As a father of two young kids, I realized that I have been doing one thing wrong till now. Which is to instruct my kids “what not to do” rather than telling them “what to do”. With all the good intentions, I would always tell them “don’t do this” and “don’t do that”. Better late than never. It is natural to ask what’s wrong with focusing on the “what not to do” ?
This situation is very relevant at home and at work. We keep talking about the “What not to do” or “Lessons Learned” or infamously bring in the checklists to highlight what is NOT done.
The more I observed people’s behavior (including that of my own), the more determined was I to stop focusing on the “What not to do”.
Why we focus on “What not to do”
When interacting with kids at home or with colleagues at work, we are working with people who have different knowledge and understanding levels. This creates a knowledge gap on what they know and what you want to convey. The shortcut to bridge the gap is to instruct people saying “don’t do this” and stop that specific behavior.
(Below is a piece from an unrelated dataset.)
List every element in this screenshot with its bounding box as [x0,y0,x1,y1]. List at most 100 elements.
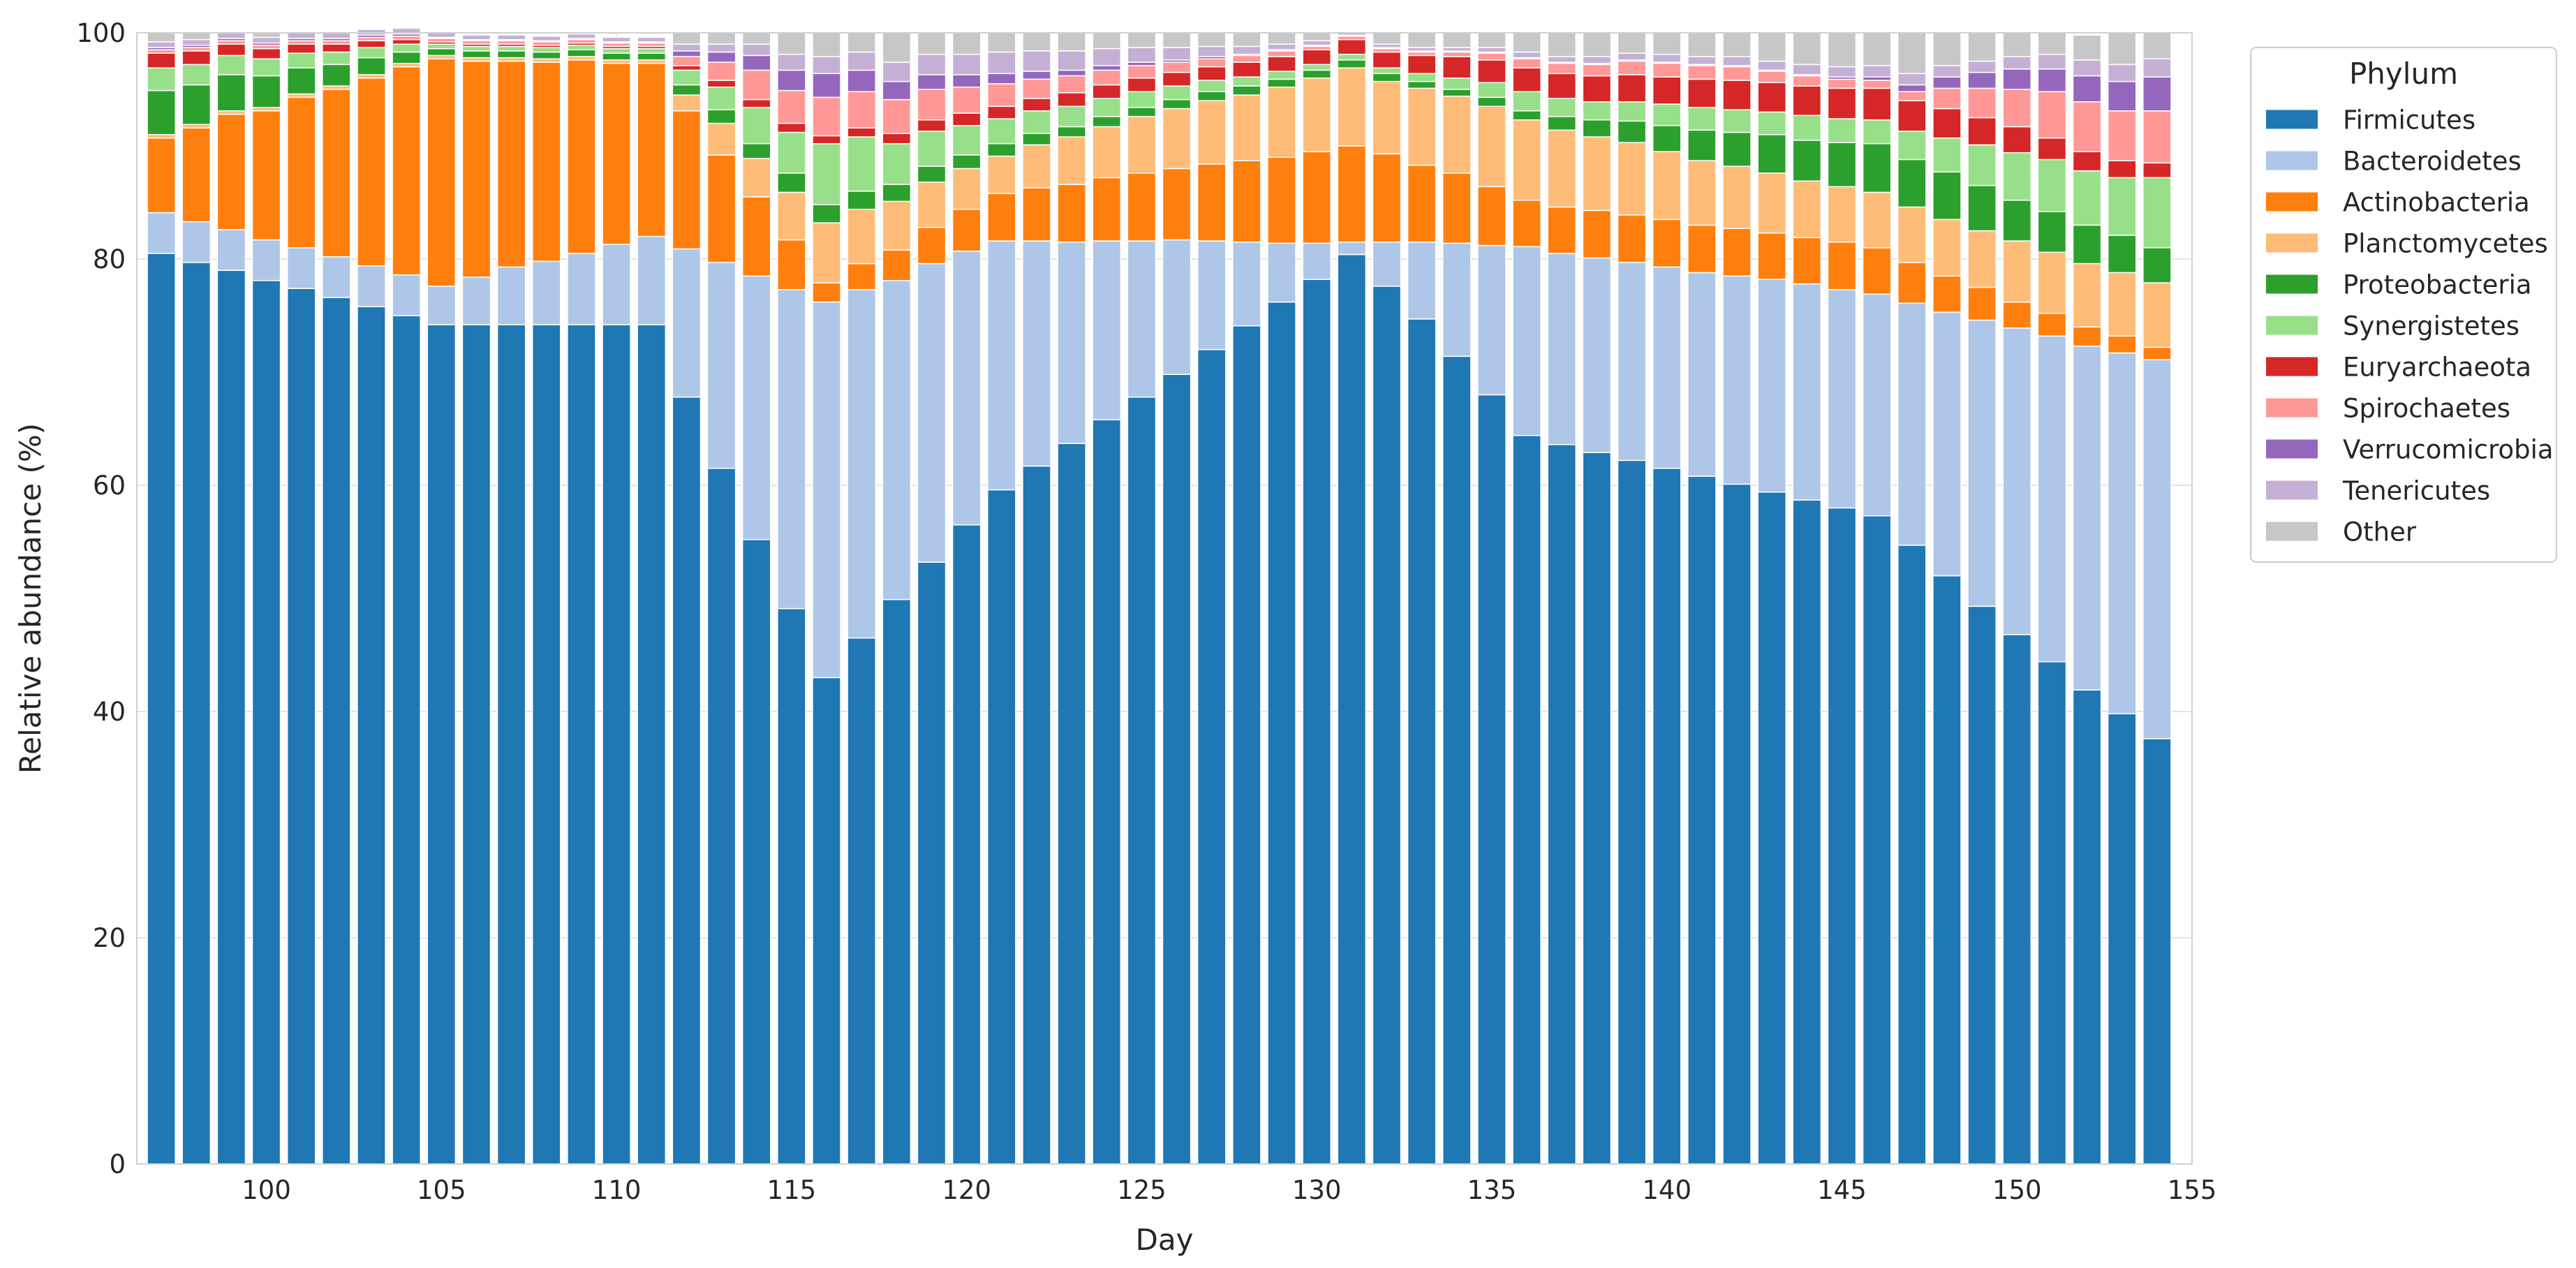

We all have busy lives and convincing someone to do right thing and educating them takes a lot of patience and time. This means, even if we know what is right, we focus on what we don’t expect or appreciated.
Why we should focus on “What to do”
This does couple of things to us. First, this makes us consciously think and realize what is the right thing to do. For every action that you dont want others to do, you would think of the expected behavior. Two, a positive affirmation always have progressive effect compared to the negative instruction. Behaviorally people are stuck when you talk about “what not to do”. i.e. The question remains the same for them, if what I did is wrong then what is right?
Alternative approach is to talk about what to do and the side effects (negative or unintended) of their action. e.g. If your kid is not walking on the walkway then say “Please comeback on the walkway for you to be safer” instead of “don’t go there”. If you observe, it’s simple and easy to provide the negative feedback (short words or sentences) and affirmations than the positive feedback (typically long sentences). Same philosophy applies at work too.
In summary, we are hardwired to do things that people tell us not to do. We find it more challenge to do things that are not meant to be. One way to induce the good/expected behavior is to always reiterate what one should do to bring in the positive effect.